Le début du processus d’unification n’a pas fait pas taire la lutte de ligne, au contraire il l’a exacerbé. Assez rapidement les contradictions vont exploser au sein du processus d’unification. Certains militants et militantes de l’OC-FR vont alors décider de quitter cette organisation car la ligne qu’elle défend au sein du processus leur semble erronée. Par un mauvais traitement des contradictions, cette lutte de ligne va prendre un tournant antagonique. Les contradictions ont porté principalement sur la volonté ou non d’aboutir à un parti au terme du processus, sur la construction de ce dernier, sur le style de travail d’une direction communiste, sur la question du fascisme et sur la question de l’universalité de la guerre populaire.

7. Bloc Rouge

Suite à une réunion plénière du processus d’unification la séparation est entérinée. Le processus va alors continuer entre le PCmF, les militants non organisés qui avaient rejoint le processus et les militants ayant quitté l’OC-FR qui avaient mené la lutte de ligne contre les positions fausses que cette organisation propageait au sein du processus. Le processus d’unification prendra la forme du Bloc Rouge.

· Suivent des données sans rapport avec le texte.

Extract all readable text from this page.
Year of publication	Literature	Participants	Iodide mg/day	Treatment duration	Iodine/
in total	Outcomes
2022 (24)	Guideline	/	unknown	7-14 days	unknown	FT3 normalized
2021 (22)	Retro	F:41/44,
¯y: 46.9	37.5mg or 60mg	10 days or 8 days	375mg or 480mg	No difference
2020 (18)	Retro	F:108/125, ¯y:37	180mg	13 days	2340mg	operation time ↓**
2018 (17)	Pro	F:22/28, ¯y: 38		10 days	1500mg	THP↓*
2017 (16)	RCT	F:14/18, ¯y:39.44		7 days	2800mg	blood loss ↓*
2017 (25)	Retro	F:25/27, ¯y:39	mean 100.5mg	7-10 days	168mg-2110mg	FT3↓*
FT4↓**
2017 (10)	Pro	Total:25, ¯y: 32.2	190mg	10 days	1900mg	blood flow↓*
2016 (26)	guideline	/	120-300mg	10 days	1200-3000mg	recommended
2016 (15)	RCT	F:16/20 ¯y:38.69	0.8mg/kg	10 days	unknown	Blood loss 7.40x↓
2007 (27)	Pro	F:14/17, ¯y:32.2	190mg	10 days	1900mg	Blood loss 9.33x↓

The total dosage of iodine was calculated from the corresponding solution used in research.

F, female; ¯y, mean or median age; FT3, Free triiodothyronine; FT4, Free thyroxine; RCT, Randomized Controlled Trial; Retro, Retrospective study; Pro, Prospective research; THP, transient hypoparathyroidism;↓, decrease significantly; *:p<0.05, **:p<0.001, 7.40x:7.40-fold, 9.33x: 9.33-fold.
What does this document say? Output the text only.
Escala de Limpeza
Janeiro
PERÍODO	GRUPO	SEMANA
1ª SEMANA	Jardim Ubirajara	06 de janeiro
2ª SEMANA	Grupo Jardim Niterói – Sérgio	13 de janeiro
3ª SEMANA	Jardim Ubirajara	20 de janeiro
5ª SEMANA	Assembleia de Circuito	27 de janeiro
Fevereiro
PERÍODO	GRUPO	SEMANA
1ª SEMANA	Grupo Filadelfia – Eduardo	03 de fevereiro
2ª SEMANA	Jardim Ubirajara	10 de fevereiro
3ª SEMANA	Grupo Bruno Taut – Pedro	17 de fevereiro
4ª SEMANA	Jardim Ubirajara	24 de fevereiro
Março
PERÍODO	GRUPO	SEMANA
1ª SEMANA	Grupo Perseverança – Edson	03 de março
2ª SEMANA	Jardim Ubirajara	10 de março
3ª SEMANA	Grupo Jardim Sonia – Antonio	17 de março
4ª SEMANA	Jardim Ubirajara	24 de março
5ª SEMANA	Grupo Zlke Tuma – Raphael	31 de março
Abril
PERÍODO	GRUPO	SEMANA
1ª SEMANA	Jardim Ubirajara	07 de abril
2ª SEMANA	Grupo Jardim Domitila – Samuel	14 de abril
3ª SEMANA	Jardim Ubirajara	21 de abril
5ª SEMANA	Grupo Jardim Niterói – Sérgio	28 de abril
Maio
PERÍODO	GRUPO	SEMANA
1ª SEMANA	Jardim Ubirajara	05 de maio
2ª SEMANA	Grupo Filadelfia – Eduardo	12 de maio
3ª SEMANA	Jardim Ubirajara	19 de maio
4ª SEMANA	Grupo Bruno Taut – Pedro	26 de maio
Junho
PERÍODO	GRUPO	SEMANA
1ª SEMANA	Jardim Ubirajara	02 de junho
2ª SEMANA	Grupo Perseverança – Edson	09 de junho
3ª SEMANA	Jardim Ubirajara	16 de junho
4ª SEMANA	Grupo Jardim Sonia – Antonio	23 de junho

Si cette lutte de ligne a retardé notre congrès et mis en péril le processus, elle fut cependant bénéfique car elle permit d’écarter du mouvement d’unification les idées fausses et d’arriver à une base d’unification idéologique supérieure avec les militants et militantes ayant décidé d’assumer la tâche historique d’unifier le mouvement maoïste dans l’État français.